Significance:  Determining specific dysfunctions that occur in the transmission of serotonin in nerve networks in patients who suffer from panic disorder would provide an understanding of why existing pharmaceutical treatments are able to confer modest benefit.  Moreover, developing an understanding of the problems in brain circuitry and neurotransmission in these patients can lead to development of more effective therapies that address the specific problems found.

Abstract

The Neurochemistry and Neurocircuitry of Panic Disorder: PET Imaging of 5-HT1A Receptor Distribution and the Neural Correlates of Panic

Panic disorder (PD) is an anxiety disorder which affects about 2-8% of the population. It is characterized by recurrent panic attacks and severe, progressive disability, in large part related to inter-panic anxiety and avoidance. Preclinical work and neuroimaging studies suggest that pathological dysregulation of fear neurocircuitry may be fundamental to the etiology. Panic responses in PD are hypothetically mediated by overactivity in subcortical and paleocortical fear circuits and underactivity in frontal cortical processing that would otherwise serve to moderate anxiety. Efficacy of serotonergic (5-HT) therapies, reactivity to 5-HT compounds in PD and in preclinical anxiety models, and work in the 5-HT1A knockout mouse all point to a role for the 5-HT system in modulating pathological anxiety.

This project is aimed at elucidating the neural circuitry involved in the panic response in PD and defining a neurochemical deficiency that may be involved, if not etiological.
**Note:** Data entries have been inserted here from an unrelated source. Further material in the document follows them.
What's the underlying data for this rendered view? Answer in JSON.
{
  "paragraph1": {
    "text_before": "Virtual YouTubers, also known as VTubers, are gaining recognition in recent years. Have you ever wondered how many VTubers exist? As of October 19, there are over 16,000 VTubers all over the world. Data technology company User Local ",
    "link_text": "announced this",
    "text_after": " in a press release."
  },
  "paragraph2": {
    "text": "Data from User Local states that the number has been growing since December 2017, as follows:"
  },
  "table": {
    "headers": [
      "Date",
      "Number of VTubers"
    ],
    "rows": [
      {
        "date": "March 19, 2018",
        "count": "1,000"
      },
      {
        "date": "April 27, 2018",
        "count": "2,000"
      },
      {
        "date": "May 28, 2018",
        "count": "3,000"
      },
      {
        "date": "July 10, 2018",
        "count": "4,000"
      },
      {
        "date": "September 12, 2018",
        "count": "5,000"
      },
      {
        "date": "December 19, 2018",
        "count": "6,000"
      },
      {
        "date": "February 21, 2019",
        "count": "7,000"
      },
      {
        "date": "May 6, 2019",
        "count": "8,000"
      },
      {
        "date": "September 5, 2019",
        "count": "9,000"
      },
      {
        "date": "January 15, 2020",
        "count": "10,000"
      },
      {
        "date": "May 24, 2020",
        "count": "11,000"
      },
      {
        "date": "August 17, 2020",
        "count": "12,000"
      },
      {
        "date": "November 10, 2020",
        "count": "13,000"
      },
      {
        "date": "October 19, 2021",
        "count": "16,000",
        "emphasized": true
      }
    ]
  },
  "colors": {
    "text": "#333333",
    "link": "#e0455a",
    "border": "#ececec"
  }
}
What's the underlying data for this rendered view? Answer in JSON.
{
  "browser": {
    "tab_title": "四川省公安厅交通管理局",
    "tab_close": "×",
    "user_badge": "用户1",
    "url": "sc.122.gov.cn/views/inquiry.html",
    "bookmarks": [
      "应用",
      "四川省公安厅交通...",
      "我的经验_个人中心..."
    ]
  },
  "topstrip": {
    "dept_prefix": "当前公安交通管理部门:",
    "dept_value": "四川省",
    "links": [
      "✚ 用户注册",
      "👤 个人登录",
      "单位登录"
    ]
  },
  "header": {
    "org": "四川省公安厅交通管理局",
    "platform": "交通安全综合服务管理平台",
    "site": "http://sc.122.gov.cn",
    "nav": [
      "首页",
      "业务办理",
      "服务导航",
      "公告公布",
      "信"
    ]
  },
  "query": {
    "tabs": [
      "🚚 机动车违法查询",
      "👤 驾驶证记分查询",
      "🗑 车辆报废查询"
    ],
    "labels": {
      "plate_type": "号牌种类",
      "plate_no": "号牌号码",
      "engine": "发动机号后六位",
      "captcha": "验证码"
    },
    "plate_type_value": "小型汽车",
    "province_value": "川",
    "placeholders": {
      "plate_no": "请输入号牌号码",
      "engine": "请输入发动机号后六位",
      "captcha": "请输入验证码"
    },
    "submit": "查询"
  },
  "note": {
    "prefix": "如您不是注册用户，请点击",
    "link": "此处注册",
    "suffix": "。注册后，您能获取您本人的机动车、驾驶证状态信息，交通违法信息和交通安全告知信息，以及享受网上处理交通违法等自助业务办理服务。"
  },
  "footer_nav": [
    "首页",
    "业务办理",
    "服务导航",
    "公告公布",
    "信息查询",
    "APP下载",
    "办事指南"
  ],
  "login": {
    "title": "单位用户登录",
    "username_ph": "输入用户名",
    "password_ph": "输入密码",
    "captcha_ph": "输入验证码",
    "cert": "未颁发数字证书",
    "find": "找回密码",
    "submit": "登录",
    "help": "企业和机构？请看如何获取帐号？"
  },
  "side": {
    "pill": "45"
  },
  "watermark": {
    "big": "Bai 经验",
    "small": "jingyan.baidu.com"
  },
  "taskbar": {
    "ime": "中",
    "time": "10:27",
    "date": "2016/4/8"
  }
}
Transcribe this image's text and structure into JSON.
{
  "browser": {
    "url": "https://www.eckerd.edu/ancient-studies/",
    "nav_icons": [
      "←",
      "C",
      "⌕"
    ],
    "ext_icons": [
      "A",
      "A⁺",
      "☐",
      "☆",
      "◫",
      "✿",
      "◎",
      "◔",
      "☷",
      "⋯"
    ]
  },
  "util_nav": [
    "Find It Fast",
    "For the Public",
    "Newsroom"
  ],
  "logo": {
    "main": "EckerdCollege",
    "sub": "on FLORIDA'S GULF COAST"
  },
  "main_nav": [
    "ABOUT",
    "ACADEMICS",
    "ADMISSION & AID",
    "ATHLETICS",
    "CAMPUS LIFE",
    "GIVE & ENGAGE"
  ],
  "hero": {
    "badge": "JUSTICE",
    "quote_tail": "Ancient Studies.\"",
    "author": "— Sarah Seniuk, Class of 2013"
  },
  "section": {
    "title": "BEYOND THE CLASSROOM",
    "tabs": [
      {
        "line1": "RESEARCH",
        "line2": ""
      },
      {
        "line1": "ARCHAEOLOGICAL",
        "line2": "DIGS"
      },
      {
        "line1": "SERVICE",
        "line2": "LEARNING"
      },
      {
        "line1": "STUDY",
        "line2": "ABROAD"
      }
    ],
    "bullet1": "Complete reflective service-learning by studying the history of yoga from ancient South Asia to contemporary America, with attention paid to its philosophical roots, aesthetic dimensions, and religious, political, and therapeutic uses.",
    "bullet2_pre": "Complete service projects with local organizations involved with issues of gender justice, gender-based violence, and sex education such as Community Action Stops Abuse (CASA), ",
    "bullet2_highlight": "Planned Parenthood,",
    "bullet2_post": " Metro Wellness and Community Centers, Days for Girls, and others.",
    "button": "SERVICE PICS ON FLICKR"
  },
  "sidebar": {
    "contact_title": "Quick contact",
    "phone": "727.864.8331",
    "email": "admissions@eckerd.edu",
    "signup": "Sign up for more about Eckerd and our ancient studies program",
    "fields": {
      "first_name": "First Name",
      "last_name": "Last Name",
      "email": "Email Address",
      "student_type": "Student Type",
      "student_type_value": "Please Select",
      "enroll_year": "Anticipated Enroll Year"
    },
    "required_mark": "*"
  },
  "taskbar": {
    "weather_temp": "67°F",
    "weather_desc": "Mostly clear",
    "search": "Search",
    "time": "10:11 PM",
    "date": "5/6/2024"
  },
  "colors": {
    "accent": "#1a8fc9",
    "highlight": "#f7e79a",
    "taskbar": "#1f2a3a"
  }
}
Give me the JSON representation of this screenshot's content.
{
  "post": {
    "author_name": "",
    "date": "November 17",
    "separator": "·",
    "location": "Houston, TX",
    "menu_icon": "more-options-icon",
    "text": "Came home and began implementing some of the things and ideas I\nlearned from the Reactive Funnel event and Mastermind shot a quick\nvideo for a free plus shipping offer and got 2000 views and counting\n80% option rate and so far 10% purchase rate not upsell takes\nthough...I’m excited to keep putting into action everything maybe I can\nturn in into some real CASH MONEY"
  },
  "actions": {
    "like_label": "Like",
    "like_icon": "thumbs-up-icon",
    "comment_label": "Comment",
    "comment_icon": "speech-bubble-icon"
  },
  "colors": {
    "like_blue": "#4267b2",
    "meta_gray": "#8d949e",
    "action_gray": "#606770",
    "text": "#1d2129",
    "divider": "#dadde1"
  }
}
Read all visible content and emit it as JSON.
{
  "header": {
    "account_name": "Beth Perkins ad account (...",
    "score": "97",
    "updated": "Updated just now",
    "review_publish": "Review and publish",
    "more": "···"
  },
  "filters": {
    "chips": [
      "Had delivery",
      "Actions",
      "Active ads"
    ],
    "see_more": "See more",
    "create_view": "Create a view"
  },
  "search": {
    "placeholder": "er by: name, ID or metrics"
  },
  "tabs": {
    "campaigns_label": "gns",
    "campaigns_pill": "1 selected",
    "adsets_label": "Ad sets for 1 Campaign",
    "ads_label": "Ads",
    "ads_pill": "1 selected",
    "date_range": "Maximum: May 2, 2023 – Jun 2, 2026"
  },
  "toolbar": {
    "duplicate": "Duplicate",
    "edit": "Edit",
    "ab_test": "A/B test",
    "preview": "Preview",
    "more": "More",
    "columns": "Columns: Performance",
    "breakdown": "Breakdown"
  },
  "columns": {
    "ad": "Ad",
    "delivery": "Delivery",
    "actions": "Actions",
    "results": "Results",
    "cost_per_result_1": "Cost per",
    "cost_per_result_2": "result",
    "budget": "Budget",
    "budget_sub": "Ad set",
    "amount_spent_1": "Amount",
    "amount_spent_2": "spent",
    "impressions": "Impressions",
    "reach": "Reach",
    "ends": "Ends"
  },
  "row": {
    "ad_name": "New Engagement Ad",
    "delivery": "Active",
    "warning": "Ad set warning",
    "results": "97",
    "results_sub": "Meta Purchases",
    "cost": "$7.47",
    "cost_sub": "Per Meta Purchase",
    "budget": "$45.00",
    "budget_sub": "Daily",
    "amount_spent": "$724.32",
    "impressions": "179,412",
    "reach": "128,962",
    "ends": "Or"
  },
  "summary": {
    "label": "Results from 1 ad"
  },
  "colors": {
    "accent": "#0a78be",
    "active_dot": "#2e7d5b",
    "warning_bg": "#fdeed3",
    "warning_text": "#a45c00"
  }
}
Symptomatic patients with PD will be compared with a healthy volunteer group. Two forms of positron emission tomography (PET) imaging will be utilized to compare these subject groups: 1) quantitative neuroreceptor mapping of regional 5-5-HT1A binding potential utilizing the radioligand [11C]-WAY 100635; and 2) regional cerebral blood flow (rCBF) response to a panicogen, pentagastrin, using [15O]-H2O. Defining key neurocircuitry by rCBF change during laboratory-induced anxiety is considered a crucial first step in the effort to characterize the regional neurochemical mediators of pathological anxiety circuits using PET, beginning with the serotonergic system. The relationships will be established between dysfunctional neurociruitry and abnormal serotonergic neurochemistry, and these biological parameters will be correlated with vulnerability to panic and symptomatic expression of the disorder.

This work is intended to provide a heretofore unavailable in vivo characterization of the neural substrates of pathological panic responses in those suffering from the disorder, promising significant contribution to the understanding of the etiology of PD. It is proposed that only through establishment of the functional and chemical mediators of PD, utilizing advanced imaging technology, can a rational scientific approach proceed in the development of novel and improved therapeutics for this devastating brain disorder.